Crowdcube and a competitor called Seedrs have acceded to nanny by going through the exhausting and expensive exercise of becoming FSA registered. That’s alright then, isn’t it? Not really. In a sadly understandable effort to keep the FSA on side, these platforms now require either their potential investors to pass a suitability test or to become self-certified, sophisticated investors. Those of you who feel like signing up to the latter will be aware of course (not!) that this absolves the FSA of any responsibility to you whatsoever. This will present an interesting dilemma for many. In my view, this is the biggest threat to the ability of crowdfunding to impact the growth of SMEs. Too many users of the net will be put off by these absurd barriers.

It really doesn’t have to be like this. Instead, apply the excellent and effective law of KISS (Keep It Simple, Stupid).
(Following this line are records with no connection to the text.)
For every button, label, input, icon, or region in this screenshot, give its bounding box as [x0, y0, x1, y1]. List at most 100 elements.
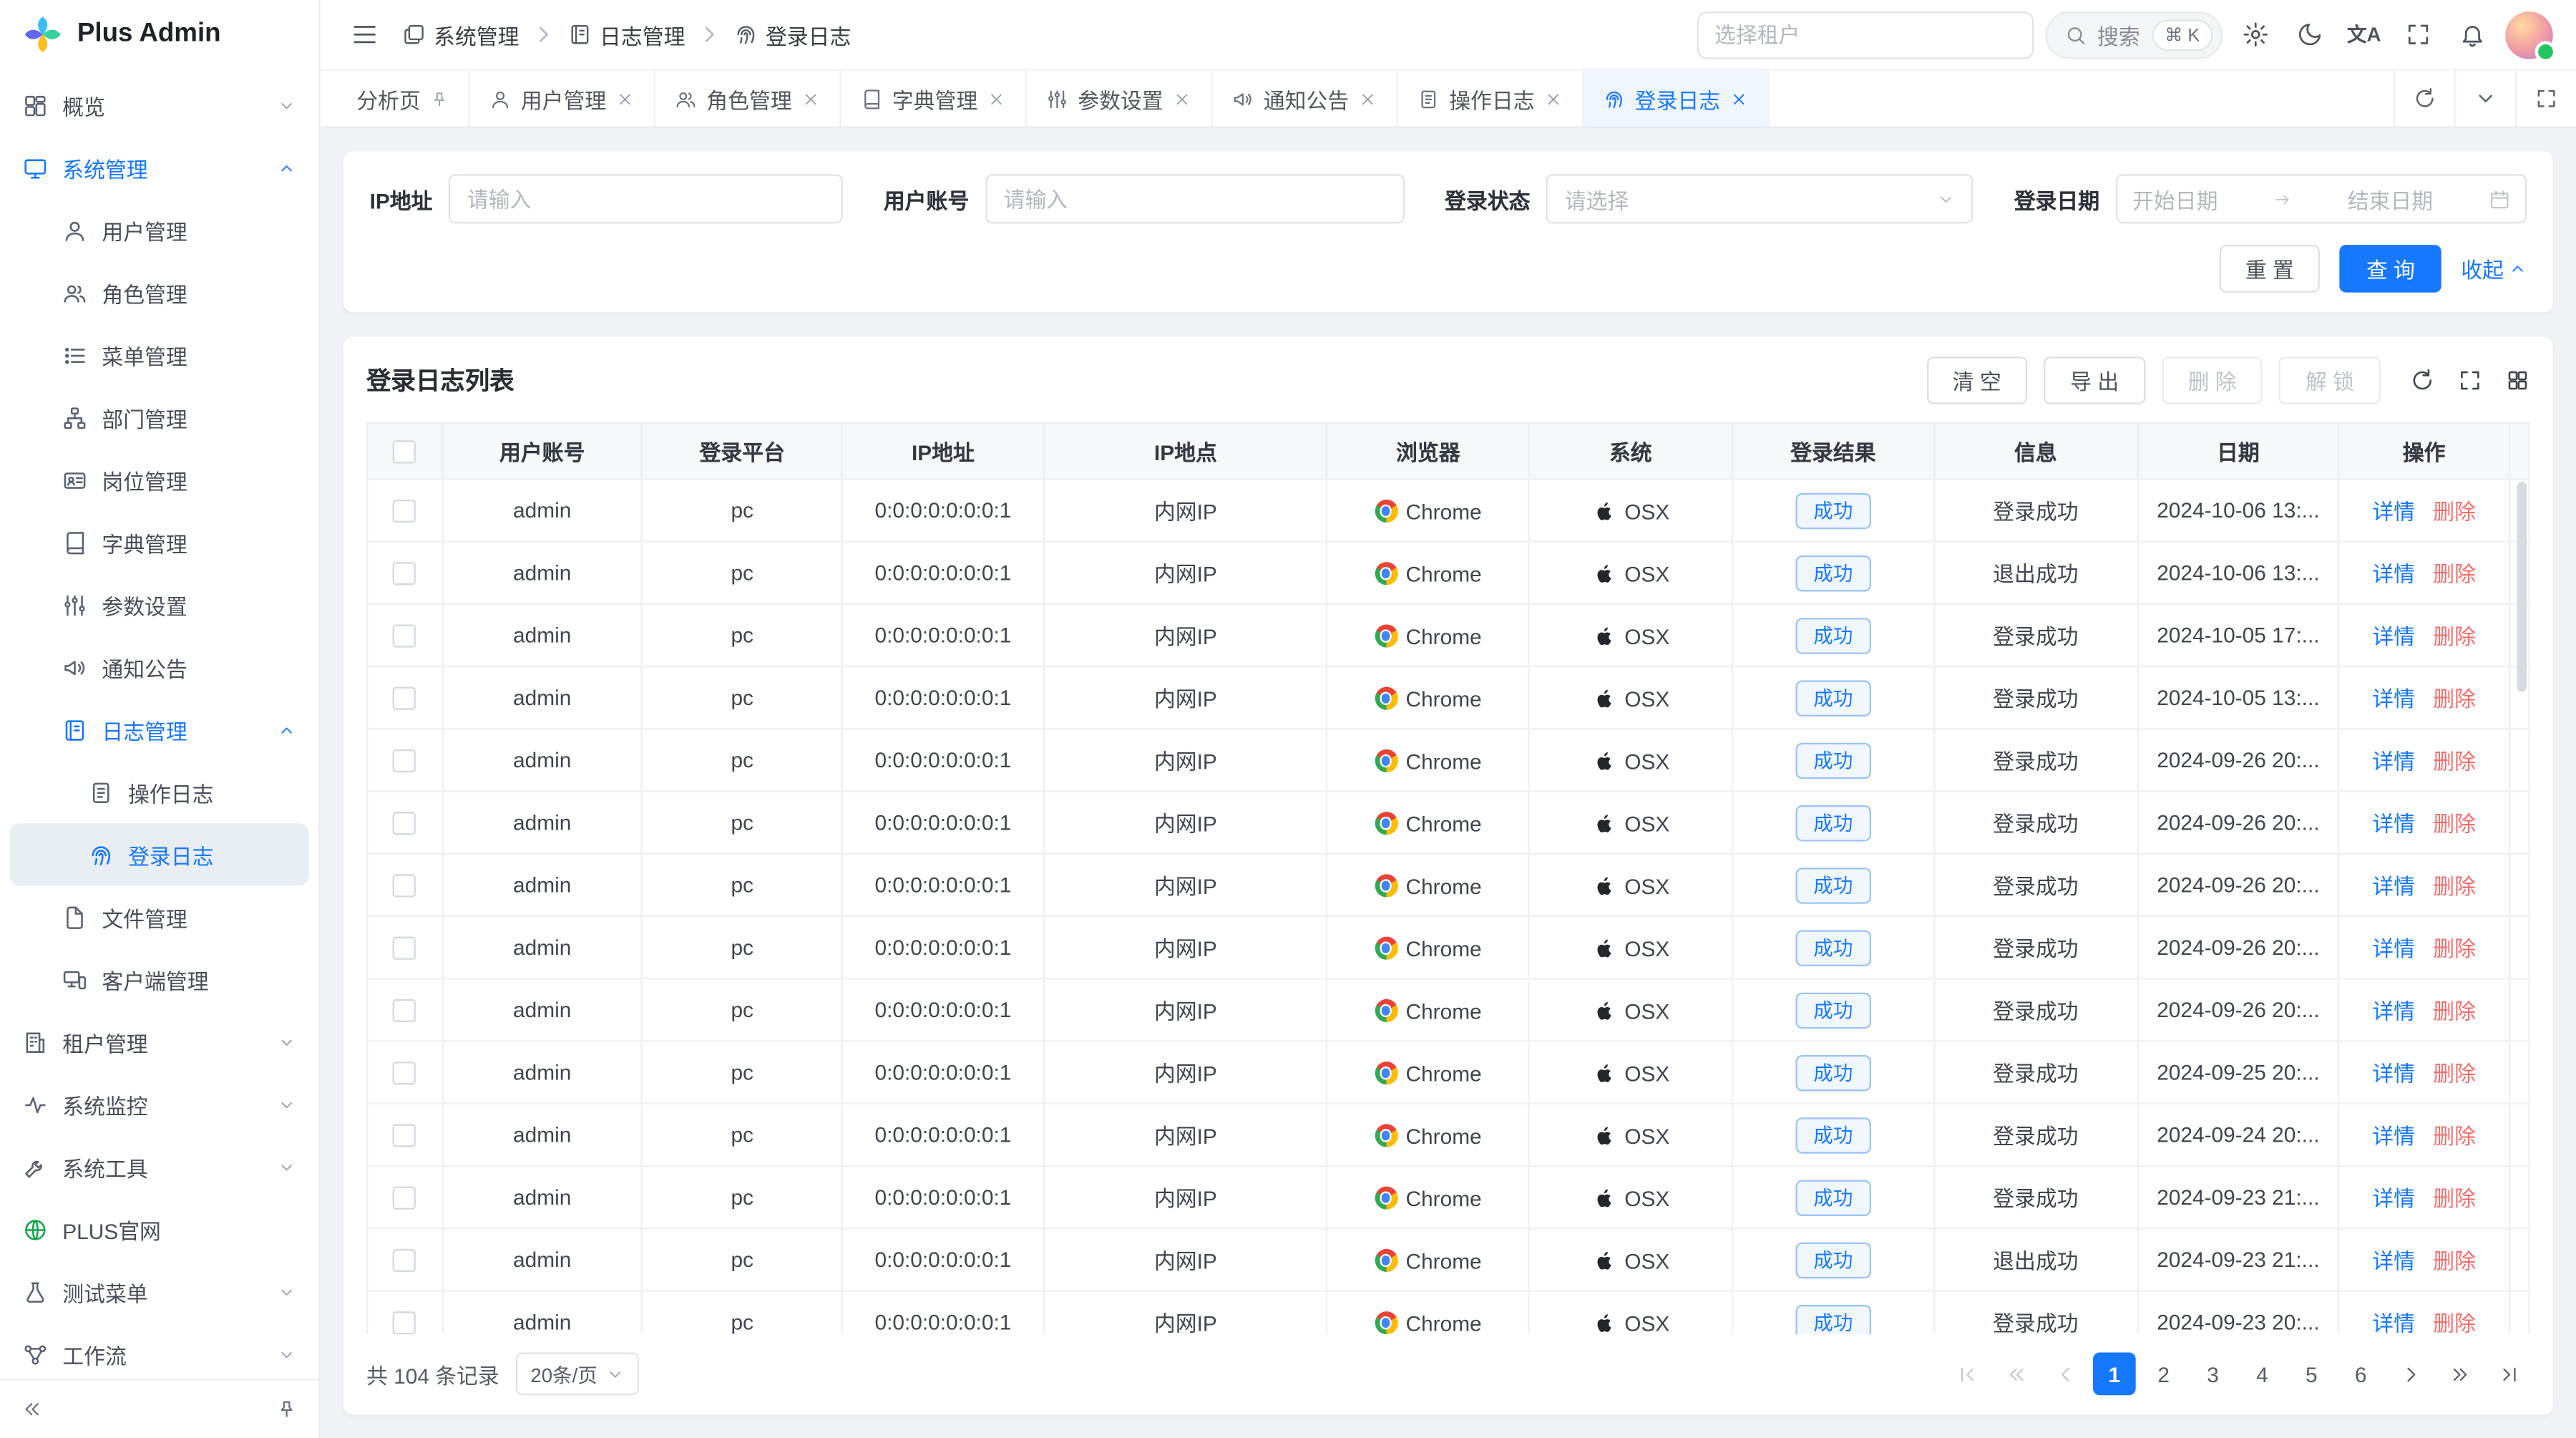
- row-checkbox[interactable]: [393, 937, 416, 960]
- delete-link[interactable]: 删除: [2433, 937, 2476, 961]
- close-icon[interactable]: [1730, 89, 1748, 107]
- detail-link[interactable]: 详情: [2372, 1311, 2415, 1334]
- delete-link[interactable]: 删除: [2433, 749, 2476, 774]
- row-checkbox[interactable]: [393, 1250, 416, 1273]
- sidebar-item-menu-management[interactable]: 菜单管理: [0, 324, 318, 386]
- tab-menu-button[interactable]: [2454, 71, 2515, 127]
- tenant-select-input[interactable]: [1697, 11, 2034, 59]
- sidebar-item-plus-site[interactable]: PLUS官网: [0, 1198, 318, 1260]
- tab-user-management[interactable]: 用户管理: [470, 71, 655, 127]
- delete-link[interactable]: 删除: [2433, 1249, 2476, 1273]
- row-checkbox[interactable]: [393, 563, 416, 586]
- detail-link[interactable]: 详情: [2372, 999, 2415, 1024]
- detail-link[interactable]: 详情: [2372, 1187, 2415, 1211]
- delete-link[interactable]: 删除: [2433, 812, 2476, 836]
- table-row[interactable]: admin pc 0:0:0:0:0:0:0:1 内网IP Chrome OSX…: [367, 1291, 2529, 1334]
- tab-operation-log[interactable]: 操作日志: [1398, 71, 1584, 127]
- prev-5-pages-button[interactable]: [1994, 1353, 2037, 1396]
- page-button-6[interactable]: 6: [2339, 1353, 2382, 1396]
- tab-param-settings[interactable]: 参数设置: [1027, 71, 1212, 127]
- sidebar-item-log-management[interactable]: 日志管理: [0, 699, 318, 761]
- refresh-icon[interactable]: [2410, 368, 2434, 392]
- table-scrollbar-thumb[interactable]: [2517, 482, 2527, 692]
- sidebar-item-role-management[interactable]: 角色管理: [0, 261, 318, 324]
- toggle-sidebar-button[interactable]: [343, 13, 386, 56]
- clear-button[interactable]: 清 空: [1926, 356, 2027, 404]
- pin-sidebar-icon[interactable]: [276, 1399, 298, 1420]
- unlock-button[interactable]: 解 锁: [2279, 356, 2380, 404]
- detail-link[interactable]: 详情: [2372, 812, 2415, 836]
- detail-link[interactable]: 详情: [2372, 500, 2415, 524]
- sidebar-item-system-tools[interactable]: 系统工具: [0, 1135, 318, 1197]
- sidebar-item-system-monitor[interactable]: 系统监控: [0, 1073, 318, 1135]
- table-row[interactable]: admin pc 0:0:0:0:0:0:0:1 内网IP Chrome OSX…: [367, 729, 2529, 791]
- delete-link[interactable]: 删除: [2433, 874, 2476, 898]
- sidebar-item-file-management[interactable]: 文件管理: [0, 885, 318, 948]
- sidebar-item-user-management[interactable]: 用户管理: [0, 199, 318, 261]
- delete-link[interactable]: 删除: [2433, 500, 2476, 524]
- prev-page-button[interactable]: [2044, 1353, 2087, 1396]
- settings-button[interactable]: [2234, 13, 2277, 56]
- detail-link[interactable]: 详情: [2372, 749, 2415, 774]
- pin-icon[interactable]: [431, 89, 449, 107]
- sidebar-item-login-log[interactable]: 登录日志: [10, 823, 309, 885]
- close-icon[interactable]: [1359, 89, 1377, 107]
- sidebar-item-tenant-management[interactable]: 租户管理: [0, 1011, 318, 1073]
- detail-link[interactable]: 详情: [2372, 624, 2415, 648]
- delete-link[interactable]: 删除: [2433, 1187, 2476, 1211]
- detail-link[interactable]: 详情: [2372, 1062, 2415, 1086]
- sidebar-item-dept-management[interactable]: 部门管理: [0, 387, 318, 449]
- close-icon[interactable]: [802, 89, 820, 107]
- sidebar-item-workflow[interactable]: 工作流: [0, 1323, 318, 1379]
- account-input[interactable]: [985, 174, 1404, 223]
- table-row[interactable]: admin pc 0:0:0:0:0:0:0:1 内网IP Chrome OSX…: [367, 1228, 2529, 1291]
- close-icon[interactable]: [1544, 89, 1562, 107]
- close-icon[interactable]: [1173, 89, 1191, 107]
- tab-notice[interactable]: 通知公告: [1213, 71, 1398, 127]
- table-row[interactable]: admin pc 0:0:0:0:0:0:0:1 内网IP Chrome OSX…: [367, 604, 2529, 666]
- breadcrumb-login-log[interactable]: 登录日志: [734, 19, 851, 50]
- ip-input[interactable]: [449, 174, 843, 223]
- next-page-button[interactable]: [2389, 1353, 2431, 1396]
- tab-dict-management[interactable]: 字典管理: [841, 71, 1027, 127]
- sidebar-item-test-menu[interactable]: 测试菜单: [0, 1260, 318, 1323]
- detail-link[interactable]: 详情: [2372, 1124, 2415, 1148]
- collapse-filter-link[interactable]: 收起: [2461, 253, 2527, 285]
- row-checkbox[interactable]: [393, 875, 416, 898]
- language-button[interactable]: 文A: [2343, 13, 2386, 56]
- delete-link[interactable]: 删除: [2433, 1062, 2476, 1086]
- notifications-button[interactable]: [2451, 13, 2494, 56]
- close-icon[interactable]: [987, 89, 1005, 107]
- fullscreen-icon[interactable]: [2458, 368, 2482, 392]
- maximize-content-button[interactable]: [2515, 71, 2576, 127]
- row-checkbox[interactable]: [393, 500, 416, 523]
- sidebar-item-system-management[interactable]: 系统管理: [0, 137, 318, 199]
- detail-link[interactable]: 详情: [2372, 874, 2415, 898]
- page-size-select[interactable]: 20条/页: [516, 1353, 638, 1396]
- delete-link[interactable]: 删除: [2433, 1311, 2476, 1334]
- detail-link[interactable]: 详情: [2372, 562, 2415, 586]
- row-checkbox[interactable]: [393, 1124, 416, 1147]
- select-all-checkbox[interactable]: [393, 441, 416, 464]
- detail-link[interactable]: 详情: [2372, 937, 2415, 961]
- row-checkbox[interactable]: [393, 1187, 416, 1210]
- table-row[interactable]: admin pc 0:0:0:0:0:0:0:1 内网IP Chrome OSX…: [367, 1166, 2529, 1228]
- global-search-button[interactable]: 搜索 ⌘ K: [2044, 11, 2223, 59]
- login-date-range-picker[interactable]: 开始日期 结束日期: [2116, 174, 2527, 223]
- user-avatar[interactable]: [2505, 11, 2553, 59]
- sidebar-item-notice[interactable]: 通知公告: [0, 636, 318, 699]
- page-button-4[interactable]: 4: [2241, 1353, 2284, 1396]
- app-logo[interactable]: Plus Admin: [0, 0, 318, 69]
- table-row[interactable]: admin pc 0:0:0:0:0:0:0:1 内网IP Chrome OSX…: [367, 916, 2529, 978]
- row-checkbox[interactable]: [393, 812, 416, 835]
- column-settings-icon[interactable]: [2505, 368, 2529, 392]
- sidebar-item-param-settings[interactable]: 参数设置: [0, 573, 318, 636]
- delete-link[interactable]: 删除: [2433, 1124, 2476, 1148]
- tab-login-log[interactable]: 登录日志: [1584, 71, 1769, 127]
- export-button[interactable]: 导 出: [2044, 356, 2145, 404]
- table-row[interactable]: admin pc 0:0:0:0:0:0:0:1 内网IP Chrome OSX…: [367, 541, 2529, 603]
- sidebar-item-dict-management[interactable]: 字典管理: [0, 511, 318, 573]
- row-checkbox[interactable]: [393, 750, 416, 773]
- row-checkbox[interactable]: [393, 1062, 416, 1085]
- delete-link[interactable]: 删除: [2433, 562, 2476, 586]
The first thing every potential investor of a crowd funded company should see in big bold red lettering is that “there can be no guarantee that you will get any or all of your investment back. Only invest if you recognise and understand this.” Once you have signed up, then you are at liberty to go ahead. In one simple act, it does away with that pernicious regulatory framework and empowers the investor directly.

Julie Meyer, CEO of Ariadne Capital, said, in answer to a question on politics, that the power of the internet, such as Facebook and Twitter, meant  state/regulation was inevitably going to fade away because today’s 20 to 30-year-olds are bypassing the old political order (as witnessed by the phenomenal success of Grillo in the Italian elections). The very term “crowdfunding” looks to the wisdom of crowds. Mr Crowdfunder, resist the beguiling embrace of nanny and adopt KISS now.